You believe that the bad score that you received on a final exam doesn't accurately reflect what you learned in a course. Maybe you had a splitting headache on the morning of the exam and couldn't concentrate. You ask for the opportunity to retake the test, but the teacher denies your request on the grounds that it wouldn't be fair to the other students. This scenario demonstrates one of the problems with summative, or after-the-fact, assessments that are used to grade overall performance over a period of time.

Definition

Educational assessments are formative or summative. Formative assessments are those things done during the learning process to help students improve their performance. Ungraded feedback on a draft of an essay is an example of formative assessment. Summative assessments are measurements of outcome to gauge what a student has learned and compare it against a standard or benchmark. Examples of summative forms of assessment include end-of-chapter tests, final exams and such large-scale standardized tests as the SAT.

Motivation

Proponents of high-stakes summative assessments say that tests motivate students to put more effort into their studies. However, in a comprehensive review of the impact on student motivation, the Evidence for Policy and Practice Information and Co-ordinating Centre at the University of London found a direct correlation between performance on national standardized tests and self-esteem. Students who did poorly experienced lowered self-esteem, which in turn reduced their willingness to put in the effort required for future academic success.

Reliability and Validity

To be free of distortion, an assessment must be constructed so that it accurately reflects the whole of the material it's intended to cover, including the way the material has been taught. There also needs to be consistency across tasks and how they are marked, both internally within the assessment and externally across different versions. Reliability and validity errors call into question the point of the summative assessment, which is to accurately measure student performance.

Curriculum Distortion

External summative assessments of students used to judge teacher and school performance can negatively impact what occurs in the classroom. With the perception that their jobs are at stake, teachers often feel enormous pressure to explicitly "teach the test" at the expense of other curriculum goals and objectives.
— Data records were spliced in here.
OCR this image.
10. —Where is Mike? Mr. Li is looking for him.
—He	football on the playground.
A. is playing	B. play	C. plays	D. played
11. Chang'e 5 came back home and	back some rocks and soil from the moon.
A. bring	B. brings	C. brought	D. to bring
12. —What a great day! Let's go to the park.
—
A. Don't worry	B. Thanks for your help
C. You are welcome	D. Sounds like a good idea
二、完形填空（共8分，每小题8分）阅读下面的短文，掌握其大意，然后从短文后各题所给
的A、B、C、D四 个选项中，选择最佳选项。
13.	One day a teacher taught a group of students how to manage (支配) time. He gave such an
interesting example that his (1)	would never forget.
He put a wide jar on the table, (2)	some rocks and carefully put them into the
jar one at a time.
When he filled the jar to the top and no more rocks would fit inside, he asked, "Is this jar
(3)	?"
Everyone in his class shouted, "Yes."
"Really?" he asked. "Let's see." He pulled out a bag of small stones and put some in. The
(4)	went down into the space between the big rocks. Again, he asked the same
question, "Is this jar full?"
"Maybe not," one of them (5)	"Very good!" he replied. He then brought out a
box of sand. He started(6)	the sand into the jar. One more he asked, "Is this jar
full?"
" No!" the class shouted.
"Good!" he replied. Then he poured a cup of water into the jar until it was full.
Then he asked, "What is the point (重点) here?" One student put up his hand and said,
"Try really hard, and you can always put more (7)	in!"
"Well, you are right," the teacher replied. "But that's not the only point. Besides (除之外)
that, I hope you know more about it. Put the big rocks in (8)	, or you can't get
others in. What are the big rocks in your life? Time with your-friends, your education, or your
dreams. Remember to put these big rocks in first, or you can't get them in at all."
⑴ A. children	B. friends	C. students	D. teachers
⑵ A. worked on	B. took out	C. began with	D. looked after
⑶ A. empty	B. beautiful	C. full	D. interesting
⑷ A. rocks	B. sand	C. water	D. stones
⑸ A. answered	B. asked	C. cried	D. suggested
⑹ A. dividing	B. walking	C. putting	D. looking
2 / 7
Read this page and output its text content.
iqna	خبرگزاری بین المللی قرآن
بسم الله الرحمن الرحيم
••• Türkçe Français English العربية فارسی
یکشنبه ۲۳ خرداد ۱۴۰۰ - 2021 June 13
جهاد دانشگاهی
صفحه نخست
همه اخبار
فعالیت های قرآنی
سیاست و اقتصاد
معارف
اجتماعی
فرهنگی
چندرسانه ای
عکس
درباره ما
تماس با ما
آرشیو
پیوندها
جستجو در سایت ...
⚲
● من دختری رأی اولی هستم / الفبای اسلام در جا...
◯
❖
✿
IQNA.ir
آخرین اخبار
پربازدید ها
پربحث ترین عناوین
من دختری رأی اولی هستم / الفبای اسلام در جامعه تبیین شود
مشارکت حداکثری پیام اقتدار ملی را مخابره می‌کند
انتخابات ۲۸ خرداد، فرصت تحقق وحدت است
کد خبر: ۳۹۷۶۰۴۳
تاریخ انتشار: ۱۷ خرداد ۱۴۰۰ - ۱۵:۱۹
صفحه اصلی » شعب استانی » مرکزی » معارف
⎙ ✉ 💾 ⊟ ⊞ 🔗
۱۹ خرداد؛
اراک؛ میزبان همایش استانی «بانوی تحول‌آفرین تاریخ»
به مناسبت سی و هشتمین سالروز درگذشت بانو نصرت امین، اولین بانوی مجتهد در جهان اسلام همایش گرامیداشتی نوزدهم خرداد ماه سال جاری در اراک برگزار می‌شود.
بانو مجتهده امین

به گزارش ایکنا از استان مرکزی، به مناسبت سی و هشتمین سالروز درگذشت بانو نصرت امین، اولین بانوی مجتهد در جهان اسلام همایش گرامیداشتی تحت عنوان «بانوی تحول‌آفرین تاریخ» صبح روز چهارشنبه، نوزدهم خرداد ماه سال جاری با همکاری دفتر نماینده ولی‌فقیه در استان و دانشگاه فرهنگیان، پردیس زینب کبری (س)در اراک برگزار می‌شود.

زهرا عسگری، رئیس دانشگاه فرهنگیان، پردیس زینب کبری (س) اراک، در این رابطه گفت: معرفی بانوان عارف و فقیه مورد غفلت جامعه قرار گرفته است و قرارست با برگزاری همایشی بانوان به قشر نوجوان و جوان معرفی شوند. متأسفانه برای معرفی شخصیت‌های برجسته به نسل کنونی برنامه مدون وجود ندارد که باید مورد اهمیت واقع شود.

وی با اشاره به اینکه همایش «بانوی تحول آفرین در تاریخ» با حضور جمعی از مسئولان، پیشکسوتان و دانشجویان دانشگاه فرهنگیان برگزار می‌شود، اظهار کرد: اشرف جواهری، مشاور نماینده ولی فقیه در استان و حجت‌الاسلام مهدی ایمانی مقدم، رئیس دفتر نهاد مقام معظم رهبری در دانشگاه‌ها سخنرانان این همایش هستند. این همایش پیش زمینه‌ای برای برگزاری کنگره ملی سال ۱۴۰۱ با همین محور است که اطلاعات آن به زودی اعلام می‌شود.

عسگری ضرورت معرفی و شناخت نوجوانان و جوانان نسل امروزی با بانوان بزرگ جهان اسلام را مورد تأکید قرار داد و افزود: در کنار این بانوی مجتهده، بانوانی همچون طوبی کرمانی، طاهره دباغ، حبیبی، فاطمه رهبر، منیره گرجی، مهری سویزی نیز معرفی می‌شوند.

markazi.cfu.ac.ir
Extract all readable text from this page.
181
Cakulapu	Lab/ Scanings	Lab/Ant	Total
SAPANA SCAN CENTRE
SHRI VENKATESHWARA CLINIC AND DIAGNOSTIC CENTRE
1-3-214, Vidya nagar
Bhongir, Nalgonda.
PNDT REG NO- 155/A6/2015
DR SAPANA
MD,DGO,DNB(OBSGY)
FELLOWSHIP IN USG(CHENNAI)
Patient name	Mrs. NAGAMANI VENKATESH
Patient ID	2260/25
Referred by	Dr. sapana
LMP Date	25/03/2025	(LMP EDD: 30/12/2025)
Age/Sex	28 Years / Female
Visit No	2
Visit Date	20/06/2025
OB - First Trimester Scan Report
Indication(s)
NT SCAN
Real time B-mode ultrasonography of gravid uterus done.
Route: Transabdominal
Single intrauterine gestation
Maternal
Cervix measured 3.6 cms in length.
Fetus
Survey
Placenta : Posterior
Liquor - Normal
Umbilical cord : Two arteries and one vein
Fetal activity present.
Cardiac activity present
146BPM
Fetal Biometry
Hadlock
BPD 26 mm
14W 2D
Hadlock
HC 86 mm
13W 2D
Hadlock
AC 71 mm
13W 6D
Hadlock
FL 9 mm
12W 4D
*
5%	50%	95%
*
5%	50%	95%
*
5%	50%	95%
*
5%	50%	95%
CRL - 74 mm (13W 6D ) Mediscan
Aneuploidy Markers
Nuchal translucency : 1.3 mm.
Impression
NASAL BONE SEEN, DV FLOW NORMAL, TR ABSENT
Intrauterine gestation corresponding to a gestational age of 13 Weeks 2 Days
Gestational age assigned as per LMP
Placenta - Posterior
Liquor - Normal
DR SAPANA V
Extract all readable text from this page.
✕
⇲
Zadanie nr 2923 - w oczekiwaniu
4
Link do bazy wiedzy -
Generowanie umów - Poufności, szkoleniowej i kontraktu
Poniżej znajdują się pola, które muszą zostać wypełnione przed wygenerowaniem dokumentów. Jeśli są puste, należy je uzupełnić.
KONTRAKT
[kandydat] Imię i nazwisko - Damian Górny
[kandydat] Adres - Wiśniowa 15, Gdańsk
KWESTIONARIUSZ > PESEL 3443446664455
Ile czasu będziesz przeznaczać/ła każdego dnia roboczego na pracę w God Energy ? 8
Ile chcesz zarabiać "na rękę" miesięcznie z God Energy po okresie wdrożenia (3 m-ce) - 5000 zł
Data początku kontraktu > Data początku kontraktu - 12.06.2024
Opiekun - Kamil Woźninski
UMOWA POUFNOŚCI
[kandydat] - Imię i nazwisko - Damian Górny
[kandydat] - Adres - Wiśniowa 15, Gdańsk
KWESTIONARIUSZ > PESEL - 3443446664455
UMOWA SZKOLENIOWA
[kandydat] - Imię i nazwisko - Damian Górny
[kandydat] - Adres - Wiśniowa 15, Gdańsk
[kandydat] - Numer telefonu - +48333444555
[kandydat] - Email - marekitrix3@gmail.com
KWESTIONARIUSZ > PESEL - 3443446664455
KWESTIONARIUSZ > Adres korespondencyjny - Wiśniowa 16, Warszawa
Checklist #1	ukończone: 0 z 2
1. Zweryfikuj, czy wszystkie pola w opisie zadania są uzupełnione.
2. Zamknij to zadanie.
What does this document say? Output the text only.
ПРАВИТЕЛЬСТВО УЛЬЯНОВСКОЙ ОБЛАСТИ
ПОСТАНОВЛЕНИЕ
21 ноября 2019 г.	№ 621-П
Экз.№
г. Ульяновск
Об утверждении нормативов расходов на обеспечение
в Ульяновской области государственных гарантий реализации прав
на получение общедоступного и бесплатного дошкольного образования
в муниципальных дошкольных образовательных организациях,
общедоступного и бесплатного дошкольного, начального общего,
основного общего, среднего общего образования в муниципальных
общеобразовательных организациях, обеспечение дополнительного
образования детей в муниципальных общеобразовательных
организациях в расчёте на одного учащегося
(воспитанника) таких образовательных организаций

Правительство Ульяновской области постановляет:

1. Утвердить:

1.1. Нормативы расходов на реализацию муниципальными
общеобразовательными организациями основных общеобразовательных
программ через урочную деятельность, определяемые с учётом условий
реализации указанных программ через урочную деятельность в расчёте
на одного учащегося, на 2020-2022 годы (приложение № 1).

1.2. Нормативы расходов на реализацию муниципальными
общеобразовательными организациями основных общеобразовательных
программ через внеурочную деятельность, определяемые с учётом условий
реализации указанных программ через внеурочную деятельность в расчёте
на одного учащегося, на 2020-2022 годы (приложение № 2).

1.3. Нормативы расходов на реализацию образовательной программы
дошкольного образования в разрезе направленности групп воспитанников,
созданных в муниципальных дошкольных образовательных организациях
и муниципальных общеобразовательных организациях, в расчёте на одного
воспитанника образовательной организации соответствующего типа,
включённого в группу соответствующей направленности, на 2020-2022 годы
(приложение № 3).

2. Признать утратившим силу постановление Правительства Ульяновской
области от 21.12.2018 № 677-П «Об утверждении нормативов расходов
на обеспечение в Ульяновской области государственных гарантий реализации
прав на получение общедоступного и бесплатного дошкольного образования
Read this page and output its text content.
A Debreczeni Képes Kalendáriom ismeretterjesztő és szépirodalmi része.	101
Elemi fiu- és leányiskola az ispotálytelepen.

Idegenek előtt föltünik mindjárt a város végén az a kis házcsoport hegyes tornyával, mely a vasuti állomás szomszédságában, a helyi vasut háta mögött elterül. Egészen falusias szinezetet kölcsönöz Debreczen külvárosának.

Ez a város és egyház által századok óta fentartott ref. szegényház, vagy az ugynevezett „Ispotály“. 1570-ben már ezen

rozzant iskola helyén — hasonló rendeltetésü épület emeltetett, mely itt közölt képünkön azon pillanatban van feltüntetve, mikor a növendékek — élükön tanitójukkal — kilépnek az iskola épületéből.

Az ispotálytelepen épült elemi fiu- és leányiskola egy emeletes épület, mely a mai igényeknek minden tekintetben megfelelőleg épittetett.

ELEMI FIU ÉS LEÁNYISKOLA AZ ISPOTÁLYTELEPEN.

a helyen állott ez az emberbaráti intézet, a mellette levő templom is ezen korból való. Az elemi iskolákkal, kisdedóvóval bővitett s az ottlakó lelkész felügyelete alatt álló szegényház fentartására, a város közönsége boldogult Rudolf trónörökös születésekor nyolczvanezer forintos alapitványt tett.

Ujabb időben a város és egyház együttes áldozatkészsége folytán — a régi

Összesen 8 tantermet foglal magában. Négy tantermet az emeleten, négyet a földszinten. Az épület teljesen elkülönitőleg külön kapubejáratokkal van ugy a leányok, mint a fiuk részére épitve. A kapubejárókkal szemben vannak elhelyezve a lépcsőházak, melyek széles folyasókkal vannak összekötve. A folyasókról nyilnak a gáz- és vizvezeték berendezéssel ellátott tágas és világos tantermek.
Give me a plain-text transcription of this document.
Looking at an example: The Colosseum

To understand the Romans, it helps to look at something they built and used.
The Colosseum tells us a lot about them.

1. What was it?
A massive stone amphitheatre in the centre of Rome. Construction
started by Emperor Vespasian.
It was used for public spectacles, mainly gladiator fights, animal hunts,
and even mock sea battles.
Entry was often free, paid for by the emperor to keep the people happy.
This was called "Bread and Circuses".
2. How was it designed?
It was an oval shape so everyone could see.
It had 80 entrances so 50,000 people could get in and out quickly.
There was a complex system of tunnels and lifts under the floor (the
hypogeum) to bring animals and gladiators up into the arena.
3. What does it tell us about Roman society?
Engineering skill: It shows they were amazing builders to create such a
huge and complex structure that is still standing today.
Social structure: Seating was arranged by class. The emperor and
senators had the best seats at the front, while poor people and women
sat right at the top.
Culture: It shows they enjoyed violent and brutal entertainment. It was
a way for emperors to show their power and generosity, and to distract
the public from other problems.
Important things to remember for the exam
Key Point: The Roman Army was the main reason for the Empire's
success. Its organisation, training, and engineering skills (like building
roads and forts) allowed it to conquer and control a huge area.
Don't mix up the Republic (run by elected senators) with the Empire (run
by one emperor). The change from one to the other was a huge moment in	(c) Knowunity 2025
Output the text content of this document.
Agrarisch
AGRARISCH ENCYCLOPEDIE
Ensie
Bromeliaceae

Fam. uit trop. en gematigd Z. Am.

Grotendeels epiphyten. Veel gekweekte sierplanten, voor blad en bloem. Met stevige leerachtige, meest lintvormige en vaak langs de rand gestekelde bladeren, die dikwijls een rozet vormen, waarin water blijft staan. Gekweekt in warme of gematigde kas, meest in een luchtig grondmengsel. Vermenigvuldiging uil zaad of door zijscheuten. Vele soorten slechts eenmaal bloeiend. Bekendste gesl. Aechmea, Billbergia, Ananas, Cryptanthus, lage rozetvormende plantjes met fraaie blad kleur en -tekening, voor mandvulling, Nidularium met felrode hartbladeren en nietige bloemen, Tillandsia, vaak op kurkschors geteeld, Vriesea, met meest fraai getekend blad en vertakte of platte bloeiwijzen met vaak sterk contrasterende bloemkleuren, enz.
A survey of teachers conducted by Harvard's Carnegie-Knight Task Force on the Future of Journalism Education found 60 percent of the respondents stated that preparing students to pass mandated standardized tests either dictated most of their teaching or substantially affected it.

Bias

Summative assessments with limited means of expression, particularly large-scale standardized tests that use multiple choice for automated grading, may unfairly disadvantage large classes of students, including non-native speakers with language or cultural barriers to understanding the questions asked, those with physical or learning disabilities, or those who do not do well under the pressure of the testing conditions.

Authenticity

Summative assessment may measure the wrong things. Professor David Rose of Harvard University's Graduate School of Education and principal architect of the Universal Design for Learning argues that the ways in which students are assessed do not provide accurate information about how they are doing. Questions are asked in ways that students do not understand or have difficulty answering. Neither of these get at whether the student really knows the material that was taught.